Cour de justice de l’Union européenne, le 14 janvier 2021, n°C-322/19

Par une décision récente, la Cour de justice de l’Union européenne a précisé les conditions d’accès au marché du travail pour les demandeurs de protection internationale faisant l’objet d’une procédure de transfert. En l’espèce, un ressortissant d’un pays tiers avait introduit une demande de protection internationale dans un État membre. Les autorités de cet État, appliquant le règlement (UE) n° 604/2013, ont pris une décision de transfert vers un autre État membre jugé responsable de l’examen de la demande. Durant cette procédure, le demandeur s’est vu refuser l’accès au marché du travail, bien que le délai prévu par la directive 2013/33/UE pour l’ouverture de ce droit fût écoulé.
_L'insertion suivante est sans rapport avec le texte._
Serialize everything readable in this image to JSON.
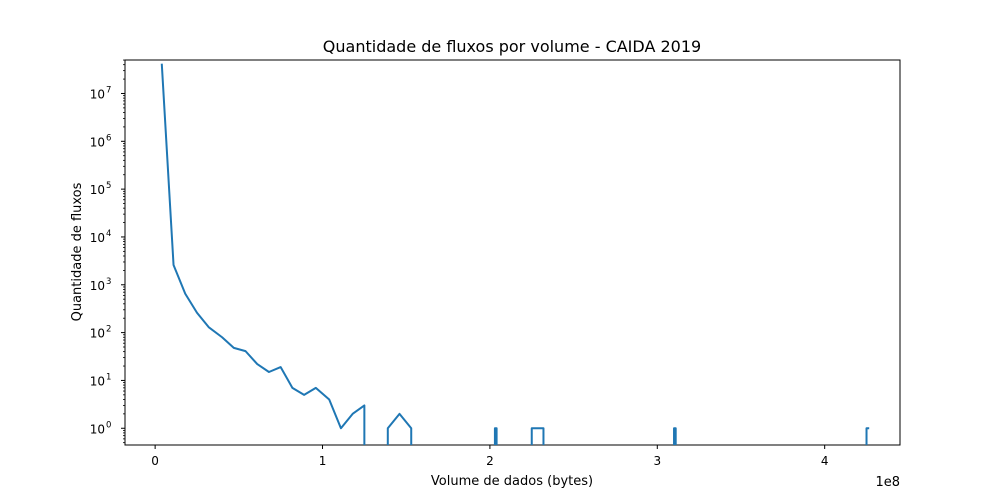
{
  "chart_data": {
    "type": "line",
    "title": "Quantidade de fluxos por volume - CAIDA 2019",
    "xlabel": "Volume de dados (bytes)",
    "ylabel": "Quantidade de fluxos",
    "x_offset_label": "1e8",
    "x_scale": "linear",
    "y_scale": "log",
    "xlim": [
      -0.18,
      4.45
    ],
    "ylim_log10": [
      -0.35,
      7.7
    ],
    "x_ticks": [
      {
        "value": 0,
        "label": "0"
      },
      {
        "value": 1,
        "label": "1"
      },
      {
        "value": 2,
        "label": "2"
      },
      {
        "value": 3,
        "label": "3"
      },
      {
        "value": 4,
        "label": "4"
      }
    ],
    "y_ticks": [
      {
        "exp": 0,
        "base": "10",
        "sup": "0"
      },
      {
        "exp": 1,
        "base": "10",
        "sup": "1"
      },
      {
        "exp": 2,
        "base": "10",
        "sup": "2"
      },
      {
        "exp": 3,
        "base": "10",
        "sup": "3"
      },
      {
        "exp": 4,
        "base": "10",
        "sup": "4"
      },
      {
        "exp": 5,
        "base": "10",
        "sup": "5"
      },
      {
        "exp": 6,
        "base": "10",
        "sup": "6"
      },
      {
        "exp": 7,
        "base": "10",
        "sup": "7"
      }
    ],
    "grid": false,
    "line_color": "#1f77b4",
    "series": [
      {
        "x": [
          0.04,
          0.11,
          0.18,
          0.25,
          0.32,
          0.4,
          0.47,
          0.54,
          0.61,
          0.68,
          0.75,
          0.82,
          0.89,
          0.96,
          1.04,
          1.11,
          1.18,
          1.25,
          1.25,
          1.39,
          1.39,
          1.46,
          1.53,
          1.53,
          2.03,
          2.03,
          2.04,
          2.04,
          2.25,
          2.25,
          2.32,
          2.32,
          3.1,
          3.1,
          3.11,
          3.11,
          4.25,
          4.25,
          4.26
        ],
        "y": [
          40000000,
          2600,
          650,
          260,
          130,
          80,
          48,
          41,
          22,
          15,
          19,
          7,
          5,
          7,
          4,
          1,
          2,
          3,
          0,
          0,
          1,
          2,
          1,
          0,
          0,
          1,
          1,
          0,
          0,
          1,
          1,
          0,
          0,
          1,
          1,
          0,
          0,
          1,
          1
        ]
      }
    ]
  }
}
Saisie par le demandeur, la juridiction nationale a sursis à statuer afin de poser plusieurs questions préjudicielles à la Cour de justice. Il était demandé à la Cour de déterminer, d’une part, si un État membre peut refuser l’accès au marché du travail à un demandeur au seul motif qu’une décision de transfert a été prise à son encontre. D’autre part, la question se posait de savoir dans quelle mesure le retard dans le traitement de la demande pouvait être imputé au comportement du demandeur, notamment son entrée sur le territoire ou l’exercice d’un recours. La Cour a jugé qu’une telle exclusion automatique est contraire au droit de l’Union. Elle a également défini de manière restrictive les circonstances dans lesquelles un retard peut être imputé à un demandeur. Cette décision renforce de manière significative la portée du droit à l’accès au travail pour les demandeurs d’asile (I), tout en encadrant strictement les exceptions à son exercice (II).

I. La consolidation du droit d’accès au marché du travail en dépit d’une procédure de transfert

La Cour de justice affirme avec clarté que le droit d’accès au travail prévu par la directive sur les conditions d’accueil ne saurait être neutralisé par une procédure de transfert. Pour ce faire, elle recourt à une interprétation systémique des textes relatifs à l’asile (A), ce qui la conduit à rejeter toute exclusion automatique fondée sur une simple décision administrative de transfert (B).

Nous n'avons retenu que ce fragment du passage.